Allez grand seigneur je viens à ton secours
« Miami blues"de Charles WILLEFORD Rivages/noir
Frederick Frenger Junior arrive à Miami en provenance de San Francisco où il a purgé une peine de prison de trois ans à St Quentin. Avant de s'envoler pour la Floride, le joyeux psychopathe a trouvé le temps d'agresser trois hommes et de leur voler leurs cartes de crédit. Dès qu'il arrive à l'aéroport de Miami, il casse le doigt d'un Hare Krishna qui avait eu la malencontreuse idée de l'importuner.

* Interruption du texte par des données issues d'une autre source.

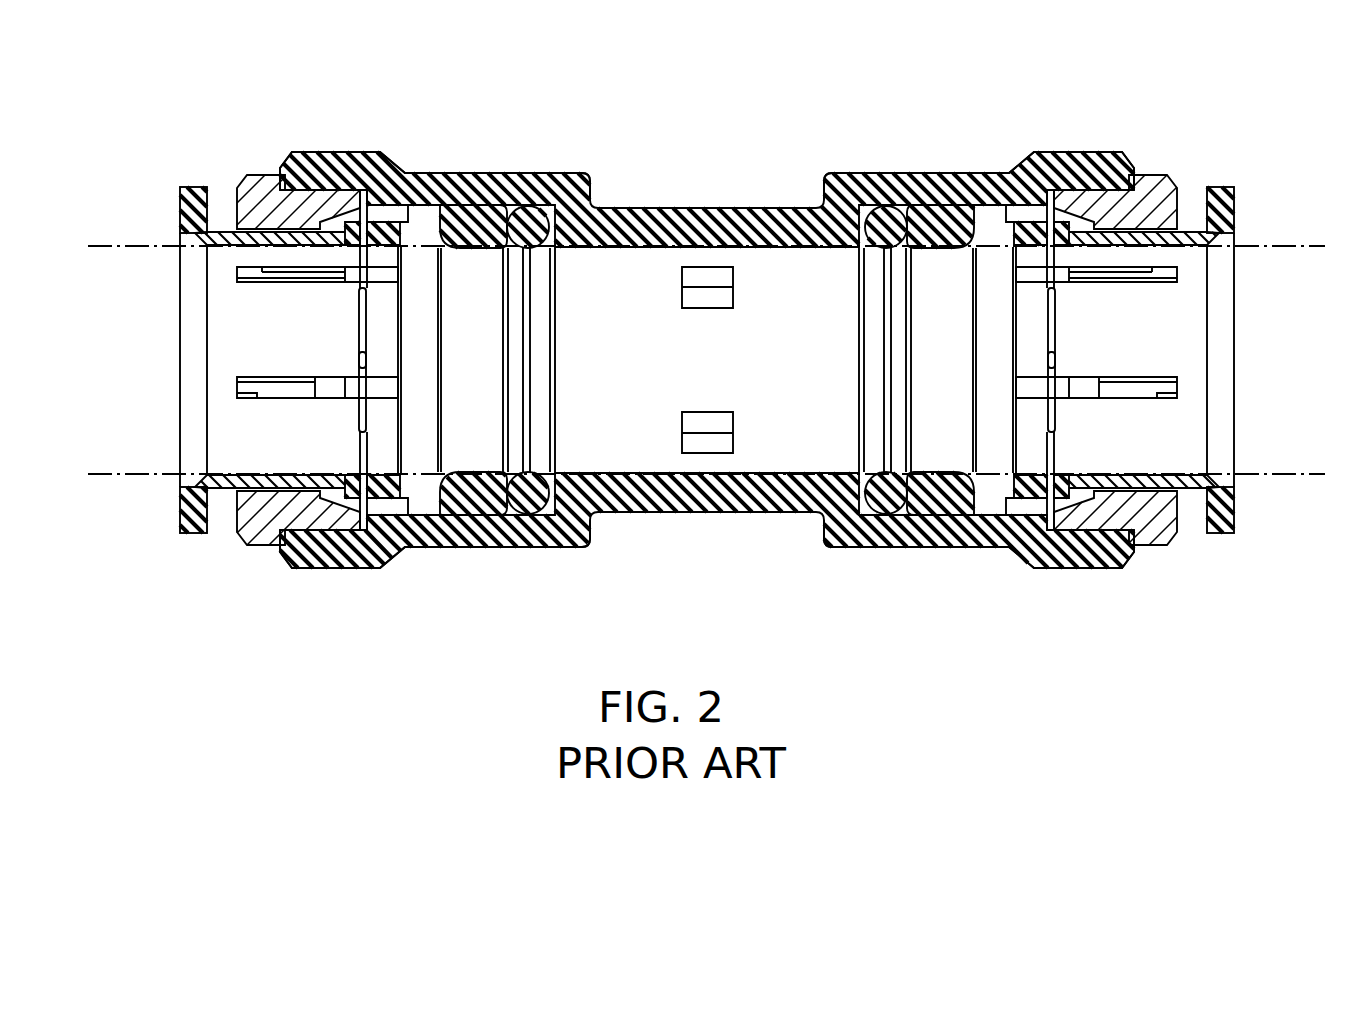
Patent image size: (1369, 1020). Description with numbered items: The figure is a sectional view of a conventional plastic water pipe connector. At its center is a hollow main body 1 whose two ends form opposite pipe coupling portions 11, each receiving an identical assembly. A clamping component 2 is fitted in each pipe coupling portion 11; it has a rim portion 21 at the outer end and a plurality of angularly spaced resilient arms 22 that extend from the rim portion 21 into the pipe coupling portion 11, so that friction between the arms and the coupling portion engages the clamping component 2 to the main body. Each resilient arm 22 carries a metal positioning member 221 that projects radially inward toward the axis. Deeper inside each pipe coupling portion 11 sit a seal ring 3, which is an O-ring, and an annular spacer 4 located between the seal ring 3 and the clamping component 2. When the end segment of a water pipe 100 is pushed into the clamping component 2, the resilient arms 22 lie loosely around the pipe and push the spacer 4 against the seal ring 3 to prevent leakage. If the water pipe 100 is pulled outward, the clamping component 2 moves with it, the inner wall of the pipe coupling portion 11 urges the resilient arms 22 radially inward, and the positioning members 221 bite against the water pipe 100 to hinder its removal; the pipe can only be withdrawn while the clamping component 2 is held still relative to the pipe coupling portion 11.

The hollow main body 1 is at (722, 210).
The pipe coupling portion 11 is at (498, 182).
The clamping component 2 is at (180, 189).
The rim portion 21 is at (190, 188).
The resilient arm 22 is at (277, 460).
The metal positioning member 221 is at (366, 328).
The seal ring 3 is at (545, 515).
The annular spacer 4 is at (466, 512).
The water pipe 100 is at (120, 474).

Ainsi commence les "aventures" de ce personnage taillé dans le roc et aussi sympathique qu'une migale. Sans scrupule, violent et ne pensant qu'à dévaliser son prochain, Junior est bien décidé de se faire une petite place au soleil avant d'être repris par la police et envoyé dans un autre pénitencier pour le reste de sa vie.

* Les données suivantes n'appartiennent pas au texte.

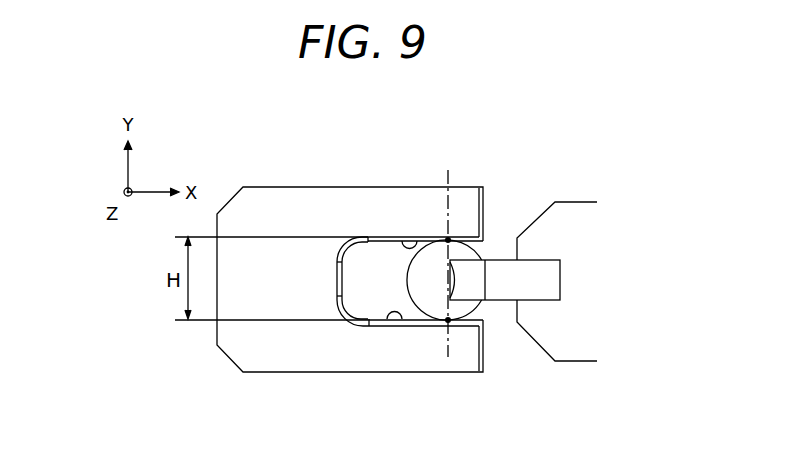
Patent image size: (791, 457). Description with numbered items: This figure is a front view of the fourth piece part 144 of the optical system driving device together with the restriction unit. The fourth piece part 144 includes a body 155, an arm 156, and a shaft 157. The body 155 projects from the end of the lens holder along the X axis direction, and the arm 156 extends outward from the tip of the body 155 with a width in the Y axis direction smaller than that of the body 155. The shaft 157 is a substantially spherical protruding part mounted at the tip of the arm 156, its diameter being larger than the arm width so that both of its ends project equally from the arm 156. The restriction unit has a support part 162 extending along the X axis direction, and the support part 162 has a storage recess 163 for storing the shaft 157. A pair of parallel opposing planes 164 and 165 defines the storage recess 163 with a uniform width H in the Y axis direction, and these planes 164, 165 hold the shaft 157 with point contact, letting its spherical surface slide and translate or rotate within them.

The fourth piece part 144 is at (582, 195).
The body 155 is at (583, 354).
The arm 156 is at (505, 267).
The shaft 157 is at (437, 300).
The support part 162 is at (265, 200).
The storage recess 163 is at (383, 232).
The plane 164 is at (421, 241).
The plane 165 is at (390, 312).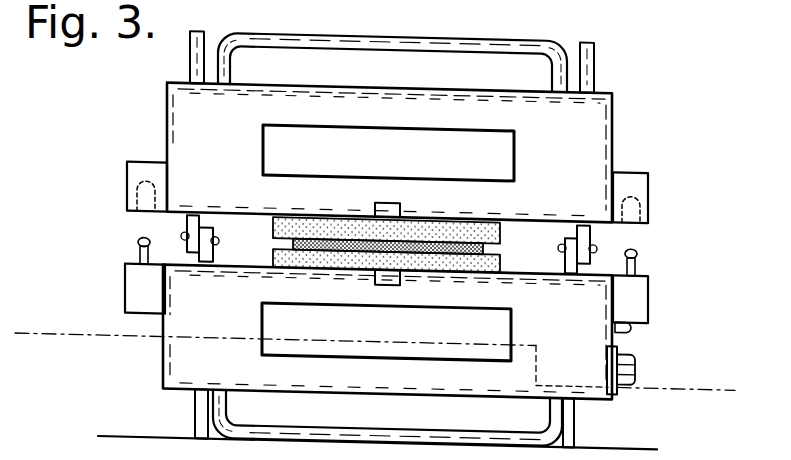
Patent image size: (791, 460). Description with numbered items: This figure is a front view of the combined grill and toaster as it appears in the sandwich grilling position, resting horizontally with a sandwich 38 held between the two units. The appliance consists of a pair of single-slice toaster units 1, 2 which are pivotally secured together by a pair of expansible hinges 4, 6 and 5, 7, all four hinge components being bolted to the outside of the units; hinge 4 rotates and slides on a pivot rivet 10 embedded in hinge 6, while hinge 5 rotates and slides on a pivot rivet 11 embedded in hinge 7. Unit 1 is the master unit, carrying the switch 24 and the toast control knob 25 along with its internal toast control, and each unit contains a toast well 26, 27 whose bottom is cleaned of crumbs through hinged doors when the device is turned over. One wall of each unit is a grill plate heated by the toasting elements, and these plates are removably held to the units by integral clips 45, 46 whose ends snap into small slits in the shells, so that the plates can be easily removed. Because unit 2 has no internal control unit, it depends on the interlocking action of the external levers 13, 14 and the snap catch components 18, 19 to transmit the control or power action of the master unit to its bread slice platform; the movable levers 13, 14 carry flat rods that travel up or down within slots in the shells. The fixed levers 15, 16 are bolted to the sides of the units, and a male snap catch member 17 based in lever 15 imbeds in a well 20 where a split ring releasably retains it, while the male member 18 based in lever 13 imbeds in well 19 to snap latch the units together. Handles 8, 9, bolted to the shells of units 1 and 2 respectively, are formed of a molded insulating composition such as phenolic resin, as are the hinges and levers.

The toaster unit 1 is at (163, 357).
The toaster unit 2 is at (167, 118).
The expansible hinge 4 is at (576, 418).
The expansible hinge 5 is at (196, 418).
The expansible hinge 6 is at (592, 64).
The expansible hinge 7 is at (192, 62).
The handle 8 is at (388, 432).
The handle 9 is at (381, 46).
The pivot rivet 10 is at (593, 248).
The pivot rivet 11 is at (186, 237).
The external lever 13 is at (648, 300).
The external lever 14 is at (648, 180).
The external lever 15 is at (126, 300).
The external lever 16 is at (128, 170).
The male snap catch member 17 is at (136, 250).
The male snap catch member 18 is at (640, 262).
The well 19 is at (640, 222).
The well 20 is at (140, 200).
The switch 24 is at (630, 328).
The toast control knob 25 is at (638, 360).
The toast well 26 is at (383, 345).
The toast well 27 is at (400, 146).
The sandwich 38 is at (503, 258).
The clip 45 is at (400, 278).
The clip 46 is at (400, 210).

Seulement il va croiser la route du sergent Hoke Moseley qui est taillé pour l'affronter. L'officier de police a des problèmes avec son poids, son appartement minable, sa femme qui lui pompe la moitié de son salaire, le sexe, l'alcool...et surtout ses fausses dents.

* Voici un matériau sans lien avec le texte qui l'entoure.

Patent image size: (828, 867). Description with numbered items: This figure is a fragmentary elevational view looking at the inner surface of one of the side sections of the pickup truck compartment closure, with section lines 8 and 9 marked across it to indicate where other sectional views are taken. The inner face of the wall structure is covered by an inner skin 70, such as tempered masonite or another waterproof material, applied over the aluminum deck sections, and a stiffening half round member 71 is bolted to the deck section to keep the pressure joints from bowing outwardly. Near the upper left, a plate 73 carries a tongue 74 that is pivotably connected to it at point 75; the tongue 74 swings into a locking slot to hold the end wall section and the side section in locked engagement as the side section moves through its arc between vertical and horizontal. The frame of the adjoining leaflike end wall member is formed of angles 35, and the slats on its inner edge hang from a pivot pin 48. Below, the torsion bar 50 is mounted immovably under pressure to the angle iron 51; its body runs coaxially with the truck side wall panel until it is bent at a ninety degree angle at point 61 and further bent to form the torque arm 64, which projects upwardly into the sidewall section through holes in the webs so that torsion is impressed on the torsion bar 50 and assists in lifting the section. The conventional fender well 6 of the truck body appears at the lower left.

Willeford ne fait pas dans la dentelle. On peut dire qu'il est a l'opposé d'un James Lee Burke qui aime ciseler son texte. Willeford est cru et direct. Même s'il aime à nous faire découvrir sa ville, l'écrivain en a une vision cauchemardesque où les clochards et autres bandits se déplacent en pleine chaleur moite et suffocante. On sent le soleil dans ses pages, la crasse et la fracture entre les "Latins" et les "WASP" (White Anglo-Saxon Protestant).
Un livre qui est un coup de poing et on suit à la trace cet affrontement entre les deux hommes.
« Une seconde chance pour les morts » de Charles Willeford Rivages/noir
Dans les vieux dossiers de la police de Miami, il y a cinquante homicides non résolus. Tous remontent a quelques années, certains beaucoup plus anciens que d’autres. Ils n’ont pas été résolus à cause du manque de temps. Il n’y a jamais assez de temps. Une affaire se résout presque toujours dans les premières 24 heures. Après trois ou quatre jours, quelque chose d’autre intervient, et après deux semaines, a moins d’un coup de chance, il y a un nouveau crime. Après six mois, l’homicide en question se retrouve si loin sur la liste d’attente que les pistes sont plus froides que la victime.
Le chef du sergent Hoke Moseley lance pourtant ses hommes sur ces « pistes froides », seul moyen pour lui d’obtenir une promotion. L’ennui, c’est que Moseley est aussi sur une « piste chaude », née de la mort suspecte, par overdose, d’un gamin.
Une seconde chance pour les morts est la seconde enquête du sergent Moseley que l’on a pu rencontrer dans Mimai blues . Le sergent est toujours aussi complexé face aux femmes, aux hommes et à la vie en général. Il habite toujours un minable appartement dans un hôtel pourri de Miami Beach, sa femme lui pompe toujours la moitié de son salaire et ses fausses dents sont toujours aussi fausses. Bref la vie de Hoke est toujours un beau désert aride dans lequel on trouverait en vain une source d’eau. Est-ce pour cela que le personnage de Moseley est toujours aussi buriné, mal embouché, se levant tous les jours du pied gauche, machiste et à la limite raciste ? On est loin des policiers policés qui pullulent dans le paysage du polar. C’est un homme massif, repoussant qui ferait peur à un crotale. Même la fin ressemble au personnage. C’est aussi un style à lui tout seul, plein d’un humour âpre, parfois très lourd, cynique . Willeford ne fait pas dans la dentelle et c’est ce qui fait son charme et son intérêt. Un intérêt que je partage avec Donald Westlake et Tony Hillerman ; excusez du peu. Au final un roman qui semble avoir été écrit dans un four à pizza chauffé à blanc.